Question: what does the X-axis on the gnuplots mean? Answer: it depends on which .gnu file you're using for the plot. If you're using "train.gnu" or "re.both.gnu," the X-axis scale is "number of nodes in the decision tree." If you're using "re.prune.gnu," on the other hand, the X-axis is "number of nodes pruned." When pruning, the raw data generated is actually based on the number of nodes pruned, but then test_script turns this around and creates a different data file in which the X axis is the number of nodes *left*. The latter file is the one used by re.both.gnu. (In all plots, the Y-axis is the percentage of correctly classified instances.)

IMPORTANT: it has recently been pointed out that the random number generator used to split the data set into training, testing and pruning sets is screwing things up rather badly. (The training data you're given alternates strictly between YES and NO, and the crappy number generator is splitting the examples rather unevenly as a result.) If you have the time and motivation, you should probably change all calls in args.c from srand() and rand() to srandom() and random(); you'll wind up getting a more accurate picture of how well the algorithm performs on this dataset. (It's not quite as bad as we've been making it out to be; the accuracies look quite a bit better with the better random number generator, and pruning actually looks useful.) You should make sure that any comparisons you make between algorithms are based on the same random number generator, however.

The assignment is pretty vague about what you're supposed to hand in.

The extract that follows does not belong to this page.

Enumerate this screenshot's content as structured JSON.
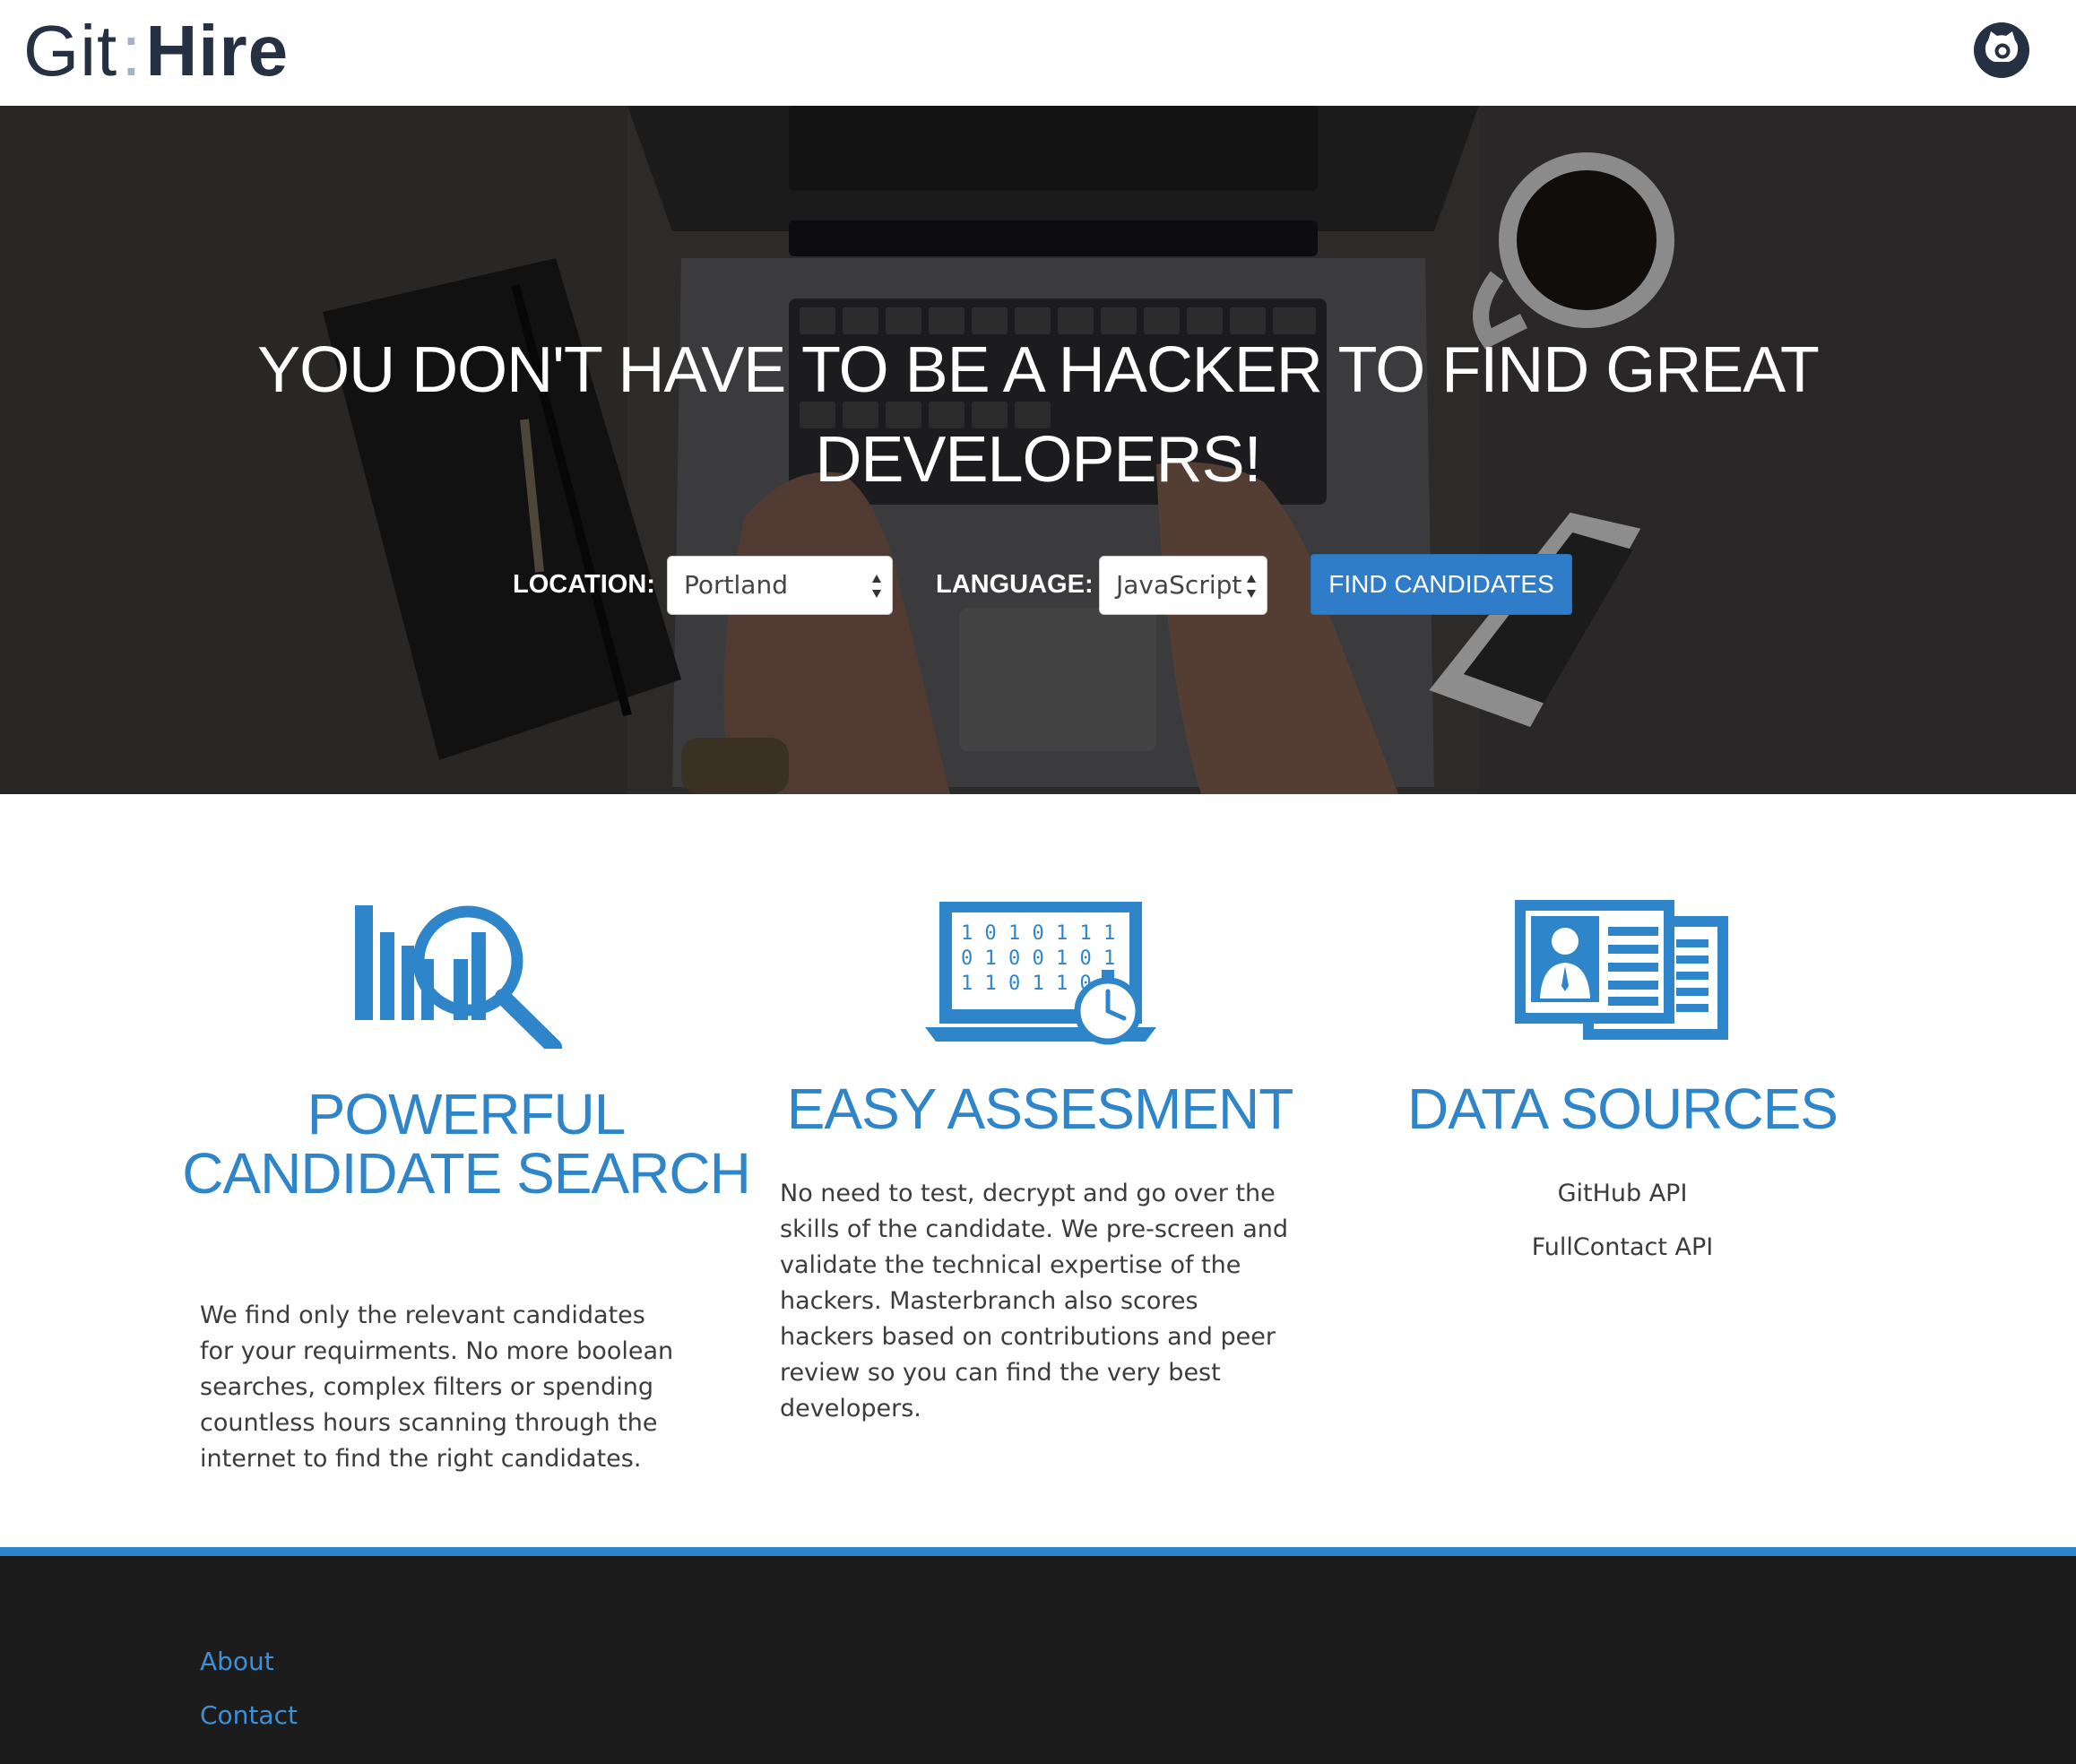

In addition to answering the questions asked in the assignment, you should probably turn in a few 9of your gnuplots, along with printouts of any code you create or modify for Part 2. The English exposition of what you do for part 2 probably doesn't need to be more than 2 pages long, but you should include a discussion and some plots comparing your algorithms versus the ones supplied. (Try to be reasonably non-handwavy with your comparisons.)

A number of people have been concerned because their pruning set curves are nonexistent for part 1.3 -- the part where the training set is included in the pruning set. When you don't get any curves, it's probably because no pruning is being done. Why isn't the algorithm pruning any nodes in this case? Think about how reduced error pruning works.

To get a hardcopy of your gnuplots: After starting up gnuplot, but before loading "re.both.gnu" or whatever .gnu file you wish to use, do this:

	set terminal postscript
	set output "myfilename.ps"
(substituting whatever filename you wish for "myfilename.ps"). This will generate a postscript file. For more information, type "help terminal postscript" from within gnuplot.

As of 6 pm, Thursday September 19th, numerous memory allocation bugs have been discovered in the original code and subsequently stomped. (The code was core dumping on certain architectures, which led to a search for such bugs.) If you copied the source directory before then, you may want to re-copy it.

The file referred to in the documentation as "tree_script" was named "test_script" in the class directory. To avoid any further confusion, a copy named "tree_script" has been created.

Some people have tried and failed to compile the supplied code: the linker complains that it cannot find -liostream. The makefile has been changed so that it no longer tries to include this file; this fix seems to work on most systems. If you get errors messages of the form "..... not defined" when your code links, you may want to try inserting "-liostream" after "-lm" in Makefile.

The old version of the assignment handout stated that the due date was September 24. The due date has been extended to September 26.